By Vyvyan René
On 13th February 2021, the poet Matthew Dickman posted on Instagram: ‘I wish the poem I wrote 14 years ago was still true.’ The poem in question is ‘Chick Corea is Alive and Well’ – an elegy for the jazz pianist, written fourteen years before his death.
Most people are familiar with the elegy – a poetic form used to lament a death. Those who studied GCSE English Literature in the noughties will probably remember Ben Jonson’s ‘On My First Sonne’, and those who stuck around for A-Level might recall Wilfred Owen’s ‘Miners’. My time studying literature at UEA was delineated by elegies, among them Frank O’Hara’s ‘The Day Lady Died’ and Denise Riley’s ‘A Part Song’.
An elegy does not just mourn past deaths; it can also anticipate them. In ‘A Dog Has Died’, Pablo Neruda struggles to come to terms with the death of his pet, and in doing so reflects upon his own:
‘My dog has died.
I buried him in the garden
next to a rusted old machine.
Some day I’ll join him…’
The elegy, when it succeeds, also functions as a rehearsal of death for the reader (certainly I cannot read this particular Neruda without dreading the prospect of my own aging dog’s demise). ‘Chick Corea is Alive and Well’ is, in Dickman’s words, an ‘anti-elegy’. In one 2009 reading, Dickman asks his audience to help him choose the next poem. He asks if there are any Chick Corea fans in the room, and in response to a faint murmur of assent says with obvious enthusiasm: ‘Oh, I’ll read that one then!’
Leafing through his book in search of the poem, he tells the story of a hot Texas night he spent drinking whiskey and listening to Chick Corea, saddened by the thought that such a brilliant musician was dead. Dickman wrote an elegy in response, only to discover a few days later that not only was Corea alive, he’d been booked to play a concert in their town, forcing Dickman to rework the poem into its present form as an anti-elegy. Slapping the table for emphasis, he describes the reaction of his brother and fellow poet Michael Dickman to the revelation: ‘You can’t write elegies for people who aren’t dead!’ and the crowd splutters with laughter.
It’s always odd watching Dickman perform. To do so gives me a flash of recognition, because his poems (and, more embarrassingly, his big glasses, button-down shirt and slightly unruly hair) have helped me to form my own identity as a poet. But it’s odder and infinitely more tragic to watch this particular reading, knowing that ‘Chick Corea is Alive and Well’ is now as great an anachronism as that original, unpublished elegy was when Dickman wrote it.

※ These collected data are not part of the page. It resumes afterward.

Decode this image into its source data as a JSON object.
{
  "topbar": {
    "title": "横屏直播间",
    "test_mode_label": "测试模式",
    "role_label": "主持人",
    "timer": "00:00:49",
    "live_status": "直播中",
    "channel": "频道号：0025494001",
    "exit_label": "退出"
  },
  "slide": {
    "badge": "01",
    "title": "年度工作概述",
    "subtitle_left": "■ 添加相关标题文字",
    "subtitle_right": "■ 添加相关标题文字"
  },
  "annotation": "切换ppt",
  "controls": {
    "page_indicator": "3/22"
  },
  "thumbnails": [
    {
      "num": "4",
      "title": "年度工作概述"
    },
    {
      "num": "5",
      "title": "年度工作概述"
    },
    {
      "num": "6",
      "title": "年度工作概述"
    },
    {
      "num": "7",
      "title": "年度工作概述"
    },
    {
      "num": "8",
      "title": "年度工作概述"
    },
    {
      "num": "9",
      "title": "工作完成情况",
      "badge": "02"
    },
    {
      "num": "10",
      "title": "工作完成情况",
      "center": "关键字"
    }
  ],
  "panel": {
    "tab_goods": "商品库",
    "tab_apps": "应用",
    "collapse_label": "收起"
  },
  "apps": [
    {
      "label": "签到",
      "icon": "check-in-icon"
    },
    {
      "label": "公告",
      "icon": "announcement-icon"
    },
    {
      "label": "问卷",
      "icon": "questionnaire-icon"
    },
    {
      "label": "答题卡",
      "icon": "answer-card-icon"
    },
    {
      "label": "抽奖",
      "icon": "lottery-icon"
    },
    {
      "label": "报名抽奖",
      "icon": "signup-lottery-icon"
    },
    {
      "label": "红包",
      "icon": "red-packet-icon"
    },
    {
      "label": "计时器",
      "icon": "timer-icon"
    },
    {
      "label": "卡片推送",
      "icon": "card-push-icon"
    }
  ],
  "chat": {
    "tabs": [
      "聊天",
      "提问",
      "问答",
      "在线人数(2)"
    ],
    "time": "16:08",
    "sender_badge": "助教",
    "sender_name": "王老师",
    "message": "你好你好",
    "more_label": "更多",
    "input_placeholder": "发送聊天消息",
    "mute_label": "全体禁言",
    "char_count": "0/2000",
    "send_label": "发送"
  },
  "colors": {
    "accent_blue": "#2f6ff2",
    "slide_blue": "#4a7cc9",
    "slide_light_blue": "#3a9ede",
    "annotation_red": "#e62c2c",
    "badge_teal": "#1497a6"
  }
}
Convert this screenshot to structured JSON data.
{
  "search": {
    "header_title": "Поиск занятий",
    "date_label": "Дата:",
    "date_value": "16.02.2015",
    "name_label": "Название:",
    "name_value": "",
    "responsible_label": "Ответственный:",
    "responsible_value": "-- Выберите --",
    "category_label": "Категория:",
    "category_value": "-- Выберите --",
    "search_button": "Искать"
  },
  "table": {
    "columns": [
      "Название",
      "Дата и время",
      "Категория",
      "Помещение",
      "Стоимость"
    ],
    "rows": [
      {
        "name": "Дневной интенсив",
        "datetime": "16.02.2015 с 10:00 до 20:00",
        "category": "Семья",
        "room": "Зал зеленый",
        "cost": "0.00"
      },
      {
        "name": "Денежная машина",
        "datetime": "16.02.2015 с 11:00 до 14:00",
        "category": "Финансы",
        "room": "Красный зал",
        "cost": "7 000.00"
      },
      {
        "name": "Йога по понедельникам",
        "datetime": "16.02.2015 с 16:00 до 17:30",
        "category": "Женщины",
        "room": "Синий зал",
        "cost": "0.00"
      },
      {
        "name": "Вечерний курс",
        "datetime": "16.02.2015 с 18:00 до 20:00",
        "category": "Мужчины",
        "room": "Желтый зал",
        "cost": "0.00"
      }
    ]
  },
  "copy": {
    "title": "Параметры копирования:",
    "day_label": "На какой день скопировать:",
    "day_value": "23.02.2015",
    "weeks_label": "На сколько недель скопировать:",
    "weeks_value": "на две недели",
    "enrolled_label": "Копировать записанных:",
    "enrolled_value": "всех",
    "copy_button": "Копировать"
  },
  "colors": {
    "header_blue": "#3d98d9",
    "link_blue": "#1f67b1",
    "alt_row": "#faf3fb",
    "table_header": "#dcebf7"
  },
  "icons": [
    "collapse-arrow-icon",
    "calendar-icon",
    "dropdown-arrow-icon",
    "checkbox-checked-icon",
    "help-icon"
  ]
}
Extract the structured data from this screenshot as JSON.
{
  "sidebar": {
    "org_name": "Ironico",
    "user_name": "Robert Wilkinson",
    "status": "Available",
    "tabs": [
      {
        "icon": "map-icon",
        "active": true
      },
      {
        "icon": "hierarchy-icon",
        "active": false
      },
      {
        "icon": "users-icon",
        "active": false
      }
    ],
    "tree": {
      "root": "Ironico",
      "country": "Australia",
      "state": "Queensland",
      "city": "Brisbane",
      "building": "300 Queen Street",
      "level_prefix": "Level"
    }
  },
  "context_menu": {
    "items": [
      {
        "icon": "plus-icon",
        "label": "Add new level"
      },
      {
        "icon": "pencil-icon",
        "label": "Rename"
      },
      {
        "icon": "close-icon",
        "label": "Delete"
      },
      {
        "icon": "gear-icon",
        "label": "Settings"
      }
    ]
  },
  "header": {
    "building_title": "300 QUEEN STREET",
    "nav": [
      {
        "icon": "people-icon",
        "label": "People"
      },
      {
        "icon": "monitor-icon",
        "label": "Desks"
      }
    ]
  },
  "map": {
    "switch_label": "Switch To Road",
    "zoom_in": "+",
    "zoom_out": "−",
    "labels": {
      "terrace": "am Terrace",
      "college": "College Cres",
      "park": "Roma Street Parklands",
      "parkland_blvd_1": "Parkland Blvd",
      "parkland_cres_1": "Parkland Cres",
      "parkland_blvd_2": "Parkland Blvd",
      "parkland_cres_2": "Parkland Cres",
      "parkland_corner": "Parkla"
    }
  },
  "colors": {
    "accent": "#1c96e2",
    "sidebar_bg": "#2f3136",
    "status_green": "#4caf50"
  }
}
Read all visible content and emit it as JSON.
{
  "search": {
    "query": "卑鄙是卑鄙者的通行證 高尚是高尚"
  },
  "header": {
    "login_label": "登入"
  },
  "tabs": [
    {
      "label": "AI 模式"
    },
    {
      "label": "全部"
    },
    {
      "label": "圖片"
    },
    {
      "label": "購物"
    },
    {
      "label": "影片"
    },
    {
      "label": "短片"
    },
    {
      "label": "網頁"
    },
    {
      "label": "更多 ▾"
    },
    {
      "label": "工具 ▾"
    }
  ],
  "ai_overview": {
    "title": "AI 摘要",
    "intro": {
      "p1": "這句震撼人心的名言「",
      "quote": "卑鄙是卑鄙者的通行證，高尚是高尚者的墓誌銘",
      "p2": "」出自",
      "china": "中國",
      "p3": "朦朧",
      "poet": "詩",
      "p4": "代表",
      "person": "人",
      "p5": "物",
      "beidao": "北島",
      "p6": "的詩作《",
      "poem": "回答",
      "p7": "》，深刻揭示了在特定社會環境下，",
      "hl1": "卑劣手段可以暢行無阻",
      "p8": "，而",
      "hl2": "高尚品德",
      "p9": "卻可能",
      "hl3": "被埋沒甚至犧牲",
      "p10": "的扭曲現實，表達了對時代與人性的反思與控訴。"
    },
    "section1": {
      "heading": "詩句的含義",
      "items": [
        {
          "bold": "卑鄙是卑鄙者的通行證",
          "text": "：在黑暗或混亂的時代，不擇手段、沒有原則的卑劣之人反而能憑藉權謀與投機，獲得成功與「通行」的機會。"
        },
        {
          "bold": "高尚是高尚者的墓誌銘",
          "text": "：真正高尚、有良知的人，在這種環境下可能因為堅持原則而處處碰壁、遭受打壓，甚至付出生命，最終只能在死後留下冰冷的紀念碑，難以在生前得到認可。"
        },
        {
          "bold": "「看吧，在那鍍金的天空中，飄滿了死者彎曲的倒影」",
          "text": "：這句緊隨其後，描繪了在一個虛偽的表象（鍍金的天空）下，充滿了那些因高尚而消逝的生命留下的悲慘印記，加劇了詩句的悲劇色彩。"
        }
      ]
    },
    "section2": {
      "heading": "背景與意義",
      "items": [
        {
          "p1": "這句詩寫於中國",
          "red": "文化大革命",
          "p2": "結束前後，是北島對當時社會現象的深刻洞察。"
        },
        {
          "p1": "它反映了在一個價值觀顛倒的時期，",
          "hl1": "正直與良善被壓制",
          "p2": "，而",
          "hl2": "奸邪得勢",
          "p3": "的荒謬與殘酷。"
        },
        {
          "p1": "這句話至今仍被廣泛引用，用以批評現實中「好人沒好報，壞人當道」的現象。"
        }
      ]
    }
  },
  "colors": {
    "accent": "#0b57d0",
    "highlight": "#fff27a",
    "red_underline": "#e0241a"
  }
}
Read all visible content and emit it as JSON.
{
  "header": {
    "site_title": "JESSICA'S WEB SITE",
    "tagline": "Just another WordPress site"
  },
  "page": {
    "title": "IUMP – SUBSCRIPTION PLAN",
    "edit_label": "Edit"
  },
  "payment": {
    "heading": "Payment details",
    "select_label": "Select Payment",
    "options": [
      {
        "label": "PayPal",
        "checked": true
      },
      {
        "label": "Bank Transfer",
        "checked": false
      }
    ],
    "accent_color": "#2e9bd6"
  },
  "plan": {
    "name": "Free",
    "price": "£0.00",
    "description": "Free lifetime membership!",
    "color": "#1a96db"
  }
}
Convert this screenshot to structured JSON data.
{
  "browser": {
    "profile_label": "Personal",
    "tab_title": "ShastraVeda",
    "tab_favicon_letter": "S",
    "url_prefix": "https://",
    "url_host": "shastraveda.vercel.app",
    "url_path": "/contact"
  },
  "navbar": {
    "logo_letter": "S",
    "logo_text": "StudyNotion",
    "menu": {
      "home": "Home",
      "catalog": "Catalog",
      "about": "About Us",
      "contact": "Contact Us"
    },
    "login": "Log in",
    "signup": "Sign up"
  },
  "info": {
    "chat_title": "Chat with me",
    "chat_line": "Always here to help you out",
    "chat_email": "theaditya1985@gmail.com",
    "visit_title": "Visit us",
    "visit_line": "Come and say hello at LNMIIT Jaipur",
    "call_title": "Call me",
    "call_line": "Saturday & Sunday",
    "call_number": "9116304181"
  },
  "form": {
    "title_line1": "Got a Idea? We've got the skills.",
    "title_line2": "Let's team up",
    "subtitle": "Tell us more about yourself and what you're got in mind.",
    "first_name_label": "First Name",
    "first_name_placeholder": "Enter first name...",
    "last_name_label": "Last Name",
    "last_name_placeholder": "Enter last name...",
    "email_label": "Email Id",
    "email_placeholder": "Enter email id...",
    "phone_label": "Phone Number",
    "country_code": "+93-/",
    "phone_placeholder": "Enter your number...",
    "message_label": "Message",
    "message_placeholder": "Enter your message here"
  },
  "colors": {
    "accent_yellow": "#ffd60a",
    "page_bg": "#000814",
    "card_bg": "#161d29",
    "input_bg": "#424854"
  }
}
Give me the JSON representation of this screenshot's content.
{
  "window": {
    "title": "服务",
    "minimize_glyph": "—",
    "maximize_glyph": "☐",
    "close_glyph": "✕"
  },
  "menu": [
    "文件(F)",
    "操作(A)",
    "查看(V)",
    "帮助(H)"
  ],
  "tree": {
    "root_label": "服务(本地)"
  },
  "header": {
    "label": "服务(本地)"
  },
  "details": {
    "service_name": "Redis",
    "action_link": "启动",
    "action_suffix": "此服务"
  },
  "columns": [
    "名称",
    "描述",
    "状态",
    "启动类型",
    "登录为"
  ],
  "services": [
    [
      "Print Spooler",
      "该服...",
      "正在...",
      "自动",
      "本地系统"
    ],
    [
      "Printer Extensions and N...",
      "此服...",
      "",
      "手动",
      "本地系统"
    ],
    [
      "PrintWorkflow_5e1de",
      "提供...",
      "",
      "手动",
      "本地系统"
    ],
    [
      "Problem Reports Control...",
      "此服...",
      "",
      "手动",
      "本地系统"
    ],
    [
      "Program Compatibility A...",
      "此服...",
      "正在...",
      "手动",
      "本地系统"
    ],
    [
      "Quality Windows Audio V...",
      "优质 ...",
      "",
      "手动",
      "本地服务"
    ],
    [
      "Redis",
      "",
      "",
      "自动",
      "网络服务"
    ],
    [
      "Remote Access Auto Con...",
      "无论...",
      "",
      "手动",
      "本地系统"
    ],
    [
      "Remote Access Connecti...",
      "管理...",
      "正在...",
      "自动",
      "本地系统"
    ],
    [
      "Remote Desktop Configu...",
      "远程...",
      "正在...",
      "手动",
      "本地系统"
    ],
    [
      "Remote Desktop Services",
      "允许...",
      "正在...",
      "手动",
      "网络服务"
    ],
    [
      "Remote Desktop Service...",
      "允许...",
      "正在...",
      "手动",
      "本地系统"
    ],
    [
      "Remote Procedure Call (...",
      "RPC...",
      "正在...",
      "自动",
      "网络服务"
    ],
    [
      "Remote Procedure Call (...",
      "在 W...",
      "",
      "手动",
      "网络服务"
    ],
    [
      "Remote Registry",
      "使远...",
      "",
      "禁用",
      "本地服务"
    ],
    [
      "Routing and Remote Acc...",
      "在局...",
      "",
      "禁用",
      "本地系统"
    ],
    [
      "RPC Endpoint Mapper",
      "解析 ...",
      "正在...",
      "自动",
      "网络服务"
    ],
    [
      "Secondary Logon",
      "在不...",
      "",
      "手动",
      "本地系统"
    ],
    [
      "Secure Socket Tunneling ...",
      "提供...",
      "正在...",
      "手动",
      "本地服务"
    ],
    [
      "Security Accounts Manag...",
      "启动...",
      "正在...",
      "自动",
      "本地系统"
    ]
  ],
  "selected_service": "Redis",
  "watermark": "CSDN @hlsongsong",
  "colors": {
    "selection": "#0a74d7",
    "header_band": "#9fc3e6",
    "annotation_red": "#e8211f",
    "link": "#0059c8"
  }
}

I have used ‘Chick Corea is Alive and Well’ countless times to illustrate how to increase pace and build momentum in poetry; it has informed my own use of internal rhyme and assonance. Listening to Dickman read it reminds me of the huge debt free verse owes to jazz (consider the obligatory bebop-and-benzedrine montage in every film inspired by the Beats). The way it begins – slow, conversational, almost tentative, like the first sporadic notes of an improvised jazz piece – then intensifies, finding its own rhythm and discovering its own poetry as it goes, is as good a testament to the power of free verse as any I know. Dickman writes:
‘He was dead. And I? I was sad,
listening to his fingers, his poor dead fingers, flying
like ghosts over IT DON’T MEAN A THING
IF IT AIN’T GOT THAT SWING, and thinking
this man’s a genius! playing Ellington like a bartender
plays a Singapore Sling, all that maraschino cherry
sweetness, a little clink of ice, and his voice…’
Chick Corea passed away on the 9th February 2021.